Insane
- German language edition titled Irre (1983)
- Author: Rainald Goetz
- Original title: Irre
- Translator: Adrian Nathan West
- Language: German
- Publisher: Suhrkamp Verlag
- Publication date: 1983
- Publication place: West Germany
- Published in English: 18 October 2017
- Pages: 330
- ISBN: 3518377248

= Insane (novel) =

1983 novel by Rainald Goetz

Insane (Irre) is a 1983 novel by the German writer Rainald Goetz.

==Plot==
Insane is about mental health and psychiatric institutions. It is divided into three parts: "Away", which is about the treatment of mental illness from a variety of perspectives, "Inside", which follows the experiences in a psychiatric hospital of a young doctor named Raspe, and "Order", which follows Raspe's personal struggles after he stops working in psychiatry.

==Publication==
Published by Suhrkamp Verlag in 1983, Insane was Goetz' debut novel.
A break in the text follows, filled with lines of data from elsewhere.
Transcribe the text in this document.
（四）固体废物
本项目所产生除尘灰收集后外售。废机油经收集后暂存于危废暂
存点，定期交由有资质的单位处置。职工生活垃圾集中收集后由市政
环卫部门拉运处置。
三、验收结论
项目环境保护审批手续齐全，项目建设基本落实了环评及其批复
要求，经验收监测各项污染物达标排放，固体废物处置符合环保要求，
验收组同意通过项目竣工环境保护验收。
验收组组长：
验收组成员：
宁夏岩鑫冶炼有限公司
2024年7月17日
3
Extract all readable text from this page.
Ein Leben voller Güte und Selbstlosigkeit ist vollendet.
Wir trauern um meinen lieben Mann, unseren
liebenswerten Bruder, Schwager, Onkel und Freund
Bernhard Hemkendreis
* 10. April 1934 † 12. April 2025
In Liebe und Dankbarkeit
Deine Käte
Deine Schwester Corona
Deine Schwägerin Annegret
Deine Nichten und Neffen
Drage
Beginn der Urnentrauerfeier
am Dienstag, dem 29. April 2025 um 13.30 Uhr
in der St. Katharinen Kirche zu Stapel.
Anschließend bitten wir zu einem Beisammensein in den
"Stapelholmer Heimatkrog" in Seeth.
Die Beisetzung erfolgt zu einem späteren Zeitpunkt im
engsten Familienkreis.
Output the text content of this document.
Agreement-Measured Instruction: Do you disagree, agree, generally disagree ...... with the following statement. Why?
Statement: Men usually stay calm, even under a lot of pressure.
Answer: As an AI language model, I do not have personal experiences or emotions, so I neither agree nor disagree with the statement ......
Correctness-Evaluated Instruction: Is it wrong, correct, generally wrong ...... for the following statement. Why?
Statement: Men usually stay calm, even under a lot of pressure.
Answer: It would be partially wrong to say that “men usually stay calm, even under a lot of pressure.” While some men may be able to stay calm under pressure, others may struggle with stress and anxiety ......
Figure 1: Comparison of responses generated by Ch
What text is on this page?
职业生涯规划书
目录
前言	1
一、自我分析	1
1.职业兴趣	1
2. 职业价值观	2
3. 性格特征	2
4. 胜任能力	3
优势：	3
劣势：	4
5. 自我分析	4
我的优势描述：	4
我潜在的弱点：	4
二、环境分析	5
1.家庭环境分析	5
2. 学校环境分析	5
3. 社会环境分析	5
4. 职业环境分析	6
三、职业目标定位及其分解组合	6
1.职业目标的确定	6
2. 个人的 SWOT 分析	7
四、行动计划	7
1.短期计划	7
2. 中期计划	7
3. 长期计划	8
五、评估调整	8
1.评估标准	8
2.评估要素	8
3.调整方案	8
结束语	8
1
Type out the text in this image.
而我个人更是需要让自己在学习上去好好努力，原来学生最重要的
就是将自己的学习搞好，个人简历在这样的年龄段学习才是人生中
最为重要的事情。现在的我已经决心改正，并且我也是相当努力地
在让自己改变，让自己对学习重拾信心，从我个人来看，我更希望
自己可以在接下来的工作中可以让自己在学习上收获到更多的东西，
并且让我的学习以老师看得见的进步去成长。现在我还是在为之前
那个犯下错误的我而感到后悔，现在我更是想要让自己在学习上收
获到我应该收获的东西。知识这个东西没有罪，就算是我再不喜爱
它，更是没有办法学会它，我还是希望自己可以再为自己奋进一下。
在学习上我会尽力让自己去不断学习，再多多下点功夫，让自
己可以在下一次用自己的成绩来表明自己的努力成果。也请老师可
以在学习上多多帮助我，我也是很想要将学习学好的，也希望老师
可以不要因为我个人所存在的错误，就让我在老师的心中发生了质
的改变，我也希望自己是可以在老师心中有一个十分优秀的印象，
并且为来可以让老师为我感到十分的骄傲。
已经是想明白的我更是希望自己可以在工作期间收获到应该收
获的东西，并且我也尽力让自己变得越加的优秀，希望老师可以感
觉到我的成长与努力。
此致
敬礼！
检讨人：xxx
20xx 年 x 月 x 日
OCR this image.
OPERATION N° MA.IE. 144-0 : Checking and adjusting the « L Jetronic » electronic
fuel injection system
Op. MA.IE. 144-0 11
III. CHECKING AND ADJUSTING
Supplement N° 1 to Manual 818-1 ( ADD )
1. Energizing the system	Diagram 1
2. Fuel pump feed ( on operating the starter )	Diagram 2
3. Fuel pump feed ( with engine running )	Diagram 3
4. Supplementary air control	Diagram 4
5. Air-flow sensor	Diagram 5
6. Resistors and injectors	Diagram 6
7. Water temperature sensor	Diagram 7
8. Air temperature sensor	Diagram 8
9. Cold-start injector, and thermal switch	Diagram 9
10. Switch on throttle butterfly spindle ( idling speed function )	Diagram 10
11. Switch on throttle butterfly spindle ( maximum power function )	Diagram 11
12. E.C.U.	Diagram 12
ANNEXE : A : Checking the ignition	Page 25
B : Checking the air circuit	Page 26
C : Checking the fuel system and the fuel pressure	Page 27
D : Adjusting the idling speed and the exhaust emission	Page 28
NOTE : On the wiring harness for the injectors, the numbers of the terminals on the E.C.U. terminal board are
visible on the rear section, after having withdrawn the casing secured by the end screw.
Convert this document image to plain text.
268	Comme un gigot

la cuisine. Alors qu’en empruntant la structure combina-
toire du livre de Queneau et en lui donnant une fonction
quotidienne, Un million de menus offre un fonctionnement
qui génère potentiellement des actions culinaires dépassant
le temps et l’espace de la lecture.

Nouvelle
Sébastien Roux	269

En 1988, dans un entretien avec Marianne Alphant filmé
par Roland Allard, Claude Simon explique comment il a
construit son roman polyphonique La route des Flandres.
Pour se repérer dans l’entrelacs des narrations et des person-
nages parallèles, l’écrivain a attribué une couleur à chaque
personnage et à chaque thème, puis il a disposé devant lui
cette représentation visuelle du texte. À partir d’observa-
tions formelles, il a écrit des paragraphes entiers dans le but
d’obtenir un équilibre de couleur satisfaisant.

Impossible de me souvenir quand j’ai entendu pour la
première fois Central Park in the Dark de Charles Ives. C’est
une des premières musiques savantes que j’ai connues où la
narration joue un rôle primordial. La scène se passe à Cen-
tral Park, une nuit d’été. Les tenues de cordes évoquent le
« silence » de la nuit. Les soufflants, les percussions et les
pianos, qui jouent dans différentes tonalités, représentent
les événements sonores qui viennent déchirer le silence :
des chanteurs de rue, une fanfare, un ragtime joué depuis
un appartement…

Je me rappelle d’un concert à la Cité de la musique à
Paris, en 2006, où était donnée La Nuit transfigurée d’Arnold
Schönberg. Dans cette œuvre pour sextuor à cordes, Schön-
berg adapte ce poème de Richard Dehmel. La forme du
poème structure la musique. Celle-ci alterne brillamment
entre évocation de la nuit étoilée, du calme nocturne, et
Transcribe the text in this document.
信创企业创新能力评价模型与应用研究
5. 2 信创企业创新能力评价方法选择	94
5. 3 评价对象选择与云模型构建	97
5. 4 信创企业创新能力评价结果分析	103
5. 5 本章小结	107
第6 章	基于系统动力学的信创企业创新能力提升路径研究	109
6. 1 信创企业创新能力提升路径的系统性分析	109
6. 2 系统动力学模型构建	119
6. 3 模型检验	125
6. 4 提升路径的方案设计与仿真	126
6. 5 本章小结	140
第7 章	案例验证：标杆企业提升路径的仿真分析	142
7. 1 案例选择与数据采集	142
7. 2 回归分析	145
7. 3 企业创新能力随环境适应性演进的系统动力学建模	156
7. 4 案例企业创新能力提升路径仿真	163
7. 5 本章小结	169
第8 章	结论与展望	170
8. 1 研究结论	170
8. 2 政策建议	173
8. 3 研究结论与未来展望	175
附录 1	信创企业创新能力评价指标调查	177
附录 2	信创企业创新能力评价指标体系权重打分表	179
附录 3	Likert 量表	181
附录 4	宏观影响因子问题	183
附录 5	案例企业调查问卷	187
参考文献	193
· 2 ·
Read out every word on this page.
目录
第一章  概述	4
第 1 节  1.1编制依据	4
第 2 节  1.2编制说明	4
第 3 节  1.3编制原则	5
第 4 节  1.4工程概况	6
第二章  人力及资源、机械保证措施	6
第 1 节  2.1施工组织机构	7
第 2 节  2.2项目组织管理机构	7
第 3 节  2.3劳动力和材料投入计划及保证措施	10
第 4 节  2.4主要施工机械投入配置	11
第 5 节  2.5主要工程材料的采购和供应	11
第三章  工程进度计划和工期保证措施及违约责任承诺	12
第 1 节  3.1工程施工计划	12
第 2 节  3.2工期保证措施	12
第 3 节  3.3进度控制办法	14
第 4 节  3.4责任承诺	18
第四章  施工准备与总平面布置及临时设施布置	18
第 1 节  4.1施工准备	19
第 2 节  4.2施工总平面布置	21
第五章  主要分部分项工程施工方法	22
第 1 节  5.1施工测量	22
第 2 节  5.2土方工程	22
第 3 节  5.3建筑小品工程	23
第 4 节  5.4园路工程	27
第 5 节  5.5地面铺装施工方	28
It received significant attention in West Germany upon publication, both because of its content and because Goetz, during a public reading from the book ahead of its release, cut his forehead with a razor and let his blood drip onto the manuscript. The stunt made Der Spiegel refuse to review the book. Other periodicals praised Goetz as a new star of pop literature. Insane was published in English translation by Adrian Nathan West in 2017.